Many-body Josephson diode effect in superconducting quantum interferometers

TL;DR

This paper introduces a many-body mechanism for a strong Josephson diode effect in a superconducting quantum interferometer, emphasizing branch selection and nonlocal Cooper-pair tunneling to enhance diode efficiency.

Contribution

It reveals a novel many-body branch selection mechanism and the crucial role of nonlocal Cooper-pair tunneling in achieving a robust Josephson diode effect.

Findings

Enhanced diode efficiency through branch selection across the 0-π boundary.

Nonlocal Cooper-pair tunneling reshapes the 0-π boundary and creates a diode band.

The physics remains robust in realistic finite-gap devices.

Abstract

We propose a many-body mechanism for a strong Josephson diode effect (JDE) in an interacting nanoscale SQUID formed by two parallel quantum dots coupled to superconducting leads.
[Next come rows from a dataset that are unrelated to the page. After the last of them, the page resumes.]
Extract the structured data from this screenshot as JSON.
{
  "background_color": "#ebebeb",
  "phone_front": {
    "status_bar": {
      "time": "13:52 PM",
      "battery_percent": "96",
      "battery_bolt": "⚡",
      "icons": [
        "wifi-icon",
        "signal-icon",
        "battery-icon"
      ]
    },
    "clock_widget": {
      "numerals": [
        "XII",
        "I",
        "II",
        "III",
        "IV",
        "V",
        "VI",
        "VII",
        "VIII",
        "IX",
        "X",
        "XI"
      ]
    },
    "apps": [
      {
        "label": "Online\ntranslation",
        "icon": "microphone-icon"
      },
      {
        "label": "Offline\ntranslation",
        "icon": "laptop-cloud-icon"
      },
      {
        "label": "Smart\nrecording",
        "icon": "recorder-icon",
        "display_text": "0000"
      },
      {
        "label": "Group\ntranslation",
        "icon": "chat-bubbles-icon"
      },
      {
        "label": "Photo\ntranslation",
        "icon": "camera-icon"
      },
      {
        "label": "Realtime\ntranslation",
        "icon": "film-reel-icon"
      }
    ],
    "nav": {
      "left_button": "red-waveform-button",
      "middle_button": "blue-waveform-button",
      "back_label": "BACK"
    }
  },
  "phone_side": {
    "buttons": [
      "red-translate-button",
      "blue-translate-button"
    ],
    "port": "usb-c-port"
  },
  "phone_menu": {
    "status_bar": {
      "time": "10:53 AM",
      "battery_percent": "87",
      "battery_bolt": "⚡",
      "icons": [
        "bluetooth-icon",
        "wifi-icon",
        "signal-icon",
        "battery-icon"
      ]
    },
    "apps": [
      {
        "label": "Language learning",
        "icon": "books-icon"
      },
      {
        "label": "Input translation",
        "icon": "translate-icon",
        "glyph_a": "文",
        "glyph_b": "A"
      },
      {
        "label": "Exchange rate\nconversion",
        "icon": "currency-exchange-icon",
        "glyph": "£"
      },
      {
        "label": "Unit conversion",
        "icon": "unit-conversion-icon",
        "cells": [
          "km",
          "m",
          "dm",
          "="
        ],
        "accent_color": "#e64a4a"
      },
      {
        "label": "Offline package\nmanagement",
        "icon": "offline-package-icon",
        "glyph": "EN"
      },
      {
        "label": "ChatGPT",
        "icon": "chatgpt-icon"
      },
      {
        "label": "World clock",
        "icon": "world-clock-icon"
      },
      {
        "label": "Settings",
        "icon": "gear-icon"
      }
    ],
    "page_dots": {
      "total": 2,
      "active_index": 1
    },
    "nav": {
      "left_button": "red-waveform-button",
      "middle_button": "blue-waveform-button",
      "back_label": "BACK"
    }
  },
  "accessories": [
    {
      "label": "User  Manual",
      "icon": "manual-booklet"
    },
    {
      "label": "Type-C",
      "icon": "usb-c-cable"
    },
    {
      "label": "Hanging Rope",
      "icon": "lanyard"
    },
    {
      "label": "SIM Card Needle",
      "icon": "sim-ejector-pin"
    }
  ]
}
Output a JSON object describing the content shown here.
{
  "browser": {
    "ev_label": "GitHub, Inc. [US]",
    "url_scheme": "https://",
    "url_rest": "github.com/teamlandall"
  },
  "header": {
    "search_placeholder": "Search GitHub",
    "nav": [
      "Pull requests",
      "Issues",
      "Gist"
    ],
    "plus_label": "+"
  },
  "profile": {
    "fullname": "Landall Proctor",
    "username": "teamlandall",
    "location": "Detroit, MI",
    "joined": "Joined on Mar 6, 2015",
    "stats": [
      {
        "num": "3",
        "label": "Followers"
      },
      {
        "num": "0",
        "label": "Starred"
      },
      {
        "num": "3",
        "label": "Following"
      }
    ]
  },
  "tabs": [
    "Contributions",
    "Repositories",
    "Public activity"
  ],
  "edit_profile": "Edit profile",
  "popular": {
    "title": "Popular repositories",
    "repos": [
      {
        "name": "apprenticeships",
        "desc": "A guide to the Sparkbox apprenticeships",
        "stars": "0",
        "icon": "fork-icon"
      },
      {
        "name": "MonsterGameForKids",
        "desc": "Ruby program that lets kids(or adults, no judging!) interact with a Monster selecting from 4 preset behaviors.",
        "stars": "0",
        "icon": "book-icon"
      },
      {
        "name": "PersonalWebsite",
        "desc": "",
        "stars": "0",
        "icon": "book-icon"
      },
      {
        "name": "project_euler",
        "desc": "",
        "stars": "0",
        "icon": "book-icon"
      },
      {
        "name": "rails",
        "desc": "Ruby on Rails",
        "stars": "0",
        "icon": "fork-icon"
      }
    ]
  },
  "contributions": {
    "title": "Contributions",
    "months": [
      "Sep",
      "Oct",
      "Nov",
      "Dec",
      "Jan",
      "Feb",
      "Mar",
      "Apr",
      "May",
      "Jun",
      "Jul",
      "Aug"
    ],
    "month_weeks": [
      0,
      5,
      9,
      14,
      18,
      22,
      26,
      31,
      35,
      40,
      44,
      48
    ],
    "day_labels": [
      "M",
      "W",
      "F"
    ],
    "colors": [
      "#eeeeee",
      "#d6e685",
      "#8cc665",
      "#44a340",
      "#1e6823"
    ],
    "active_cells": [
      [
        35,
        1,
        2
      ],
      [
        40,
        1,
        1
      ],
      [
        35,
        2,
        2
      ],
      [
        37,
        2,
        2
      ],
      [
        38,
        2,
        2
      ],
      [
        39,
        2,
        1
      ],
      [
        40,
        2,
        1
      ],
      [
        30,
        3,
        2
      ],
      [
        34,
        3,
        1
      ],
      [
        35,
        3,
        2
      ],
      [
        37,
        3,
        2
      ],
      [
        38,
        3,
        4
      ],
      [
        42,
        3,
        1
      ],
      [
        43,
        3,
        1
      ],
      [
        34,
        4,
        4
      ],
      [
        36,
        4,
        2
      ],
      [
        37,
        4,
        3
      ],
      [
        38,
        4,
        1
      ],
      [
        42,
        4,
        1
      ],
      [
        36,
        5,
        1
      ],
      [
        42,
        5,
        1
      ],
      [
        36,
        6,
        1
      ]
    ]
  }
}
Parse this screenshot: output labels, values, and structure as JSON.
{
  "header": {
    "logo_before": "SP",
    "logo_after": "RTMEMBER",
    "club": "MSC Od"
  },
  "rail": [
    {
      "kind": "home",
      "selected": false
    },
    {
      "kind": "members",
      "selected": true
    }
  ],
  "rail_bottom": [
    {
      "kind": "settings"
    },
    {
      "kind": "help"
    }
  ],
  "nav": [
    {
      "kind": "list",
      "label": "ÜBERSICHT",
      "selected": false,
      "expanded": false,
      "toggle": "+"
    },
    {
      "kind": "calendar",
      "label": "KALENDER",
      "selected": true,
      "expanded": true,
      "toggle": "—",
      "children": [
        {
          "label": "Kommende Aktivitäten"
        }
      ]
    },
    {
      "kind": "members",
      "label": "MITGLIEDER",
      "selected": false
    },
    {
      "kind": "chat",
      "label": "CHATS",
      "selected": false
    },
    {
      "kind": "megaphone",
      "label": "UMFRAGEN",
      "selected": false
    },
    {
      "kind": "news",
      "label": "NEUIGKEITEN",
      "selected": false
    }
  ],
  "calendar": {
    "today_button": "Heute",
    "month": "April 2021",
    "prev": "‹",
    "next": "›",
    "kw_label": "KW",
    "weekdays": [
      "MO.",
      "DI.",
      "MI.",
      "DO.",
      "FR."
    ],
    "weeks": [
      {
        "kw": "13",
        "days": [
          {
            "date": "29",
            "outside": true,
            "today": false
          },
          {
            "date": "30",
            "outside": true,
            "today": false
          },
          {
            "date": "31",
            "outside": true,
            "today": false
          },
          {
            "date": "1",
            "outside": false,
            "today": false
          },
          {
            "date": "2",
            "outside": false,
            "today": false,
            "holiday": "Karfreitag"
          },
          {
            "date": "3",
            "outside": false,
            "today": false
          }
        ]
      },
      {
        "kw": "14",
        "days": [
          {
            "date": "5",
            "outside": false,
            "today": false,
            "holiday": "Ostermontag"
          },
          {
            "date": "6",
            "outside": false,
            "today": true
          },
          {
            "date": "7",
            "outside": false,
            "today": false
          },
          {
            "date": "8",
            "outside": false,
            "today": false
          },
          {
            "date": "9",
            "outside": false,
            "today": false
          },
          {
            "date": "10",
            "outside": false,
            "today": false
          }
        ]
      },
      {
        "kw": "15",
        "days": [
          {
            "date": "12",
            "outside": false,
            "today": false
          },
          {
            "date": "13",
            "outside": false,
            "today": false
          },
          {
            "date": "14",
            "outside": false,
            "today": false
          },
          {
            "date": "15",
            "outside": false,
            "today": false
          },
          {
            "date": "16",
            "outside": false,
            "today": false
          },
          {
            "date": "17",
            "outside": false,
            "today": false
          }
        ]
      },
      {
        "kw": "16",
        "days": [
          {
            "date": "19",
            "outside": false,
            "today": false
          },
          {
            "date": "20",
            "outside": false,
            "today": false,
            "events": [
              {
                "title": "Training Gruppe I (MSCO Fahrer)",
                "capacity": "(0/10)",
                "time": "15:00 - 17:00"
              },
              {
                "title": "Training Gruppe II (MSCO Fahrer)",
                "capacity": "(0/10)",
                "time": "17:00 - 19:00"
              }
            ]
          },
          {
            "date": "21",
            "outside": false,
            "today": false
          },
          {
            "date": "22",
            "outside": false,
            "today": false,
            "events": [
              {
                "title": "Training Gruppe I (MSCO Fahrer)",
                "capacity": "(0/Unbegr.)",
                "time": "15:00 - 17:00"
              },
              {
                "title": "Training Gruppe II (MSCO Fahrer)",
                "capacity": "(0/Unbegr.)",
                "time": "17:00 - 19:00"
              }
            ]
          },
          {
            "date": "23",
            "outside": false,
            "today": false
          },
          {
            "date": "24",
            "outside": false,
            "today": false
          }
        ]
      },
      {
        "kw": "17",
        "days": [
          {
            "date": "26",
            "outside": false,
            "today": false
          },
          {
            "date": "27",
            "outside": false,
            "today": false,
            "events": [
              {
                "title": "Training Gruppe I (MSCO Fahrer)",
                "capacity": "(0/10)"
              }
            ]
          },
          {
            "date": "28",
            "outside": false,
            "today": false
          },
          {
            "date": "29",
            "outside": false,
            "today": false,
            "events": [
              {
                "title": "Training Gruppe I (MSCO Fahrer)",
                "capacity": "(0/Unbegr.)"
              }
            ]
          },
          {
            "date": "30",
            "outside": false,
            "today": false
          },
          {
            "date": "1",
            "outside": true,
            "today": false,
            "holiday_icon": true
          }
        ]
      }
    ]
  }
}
Unlike conventional diode behavior, where nonreciprocity originates from a skewed current-phase relation within a single, continuously evolving ground state, the JDE reported here is \emph{branch selected}: the positive and negative critical currents are optimized on different many-body branches across the $0$-$\pi$ phase boundary, yielding a substantial enhancement of the diode efficiency. We further show that a \emph{nonlocal} Cooper-pair tunneling channel, which binds the two electrons on different arms, is essential: it reshapes the $0$-$\pi$ boundary and produces a pronounced ``diode band'' in parameter space, in sharp contrast to the fragile hotspot obtained when only local Cooper-pair transfer is available. While the key physics is captured by an effective model in the superconducting atomic limit, our conclusions remain robust for realistic finite-gap devices, as demonstrated within a generalized atomic-limit framework.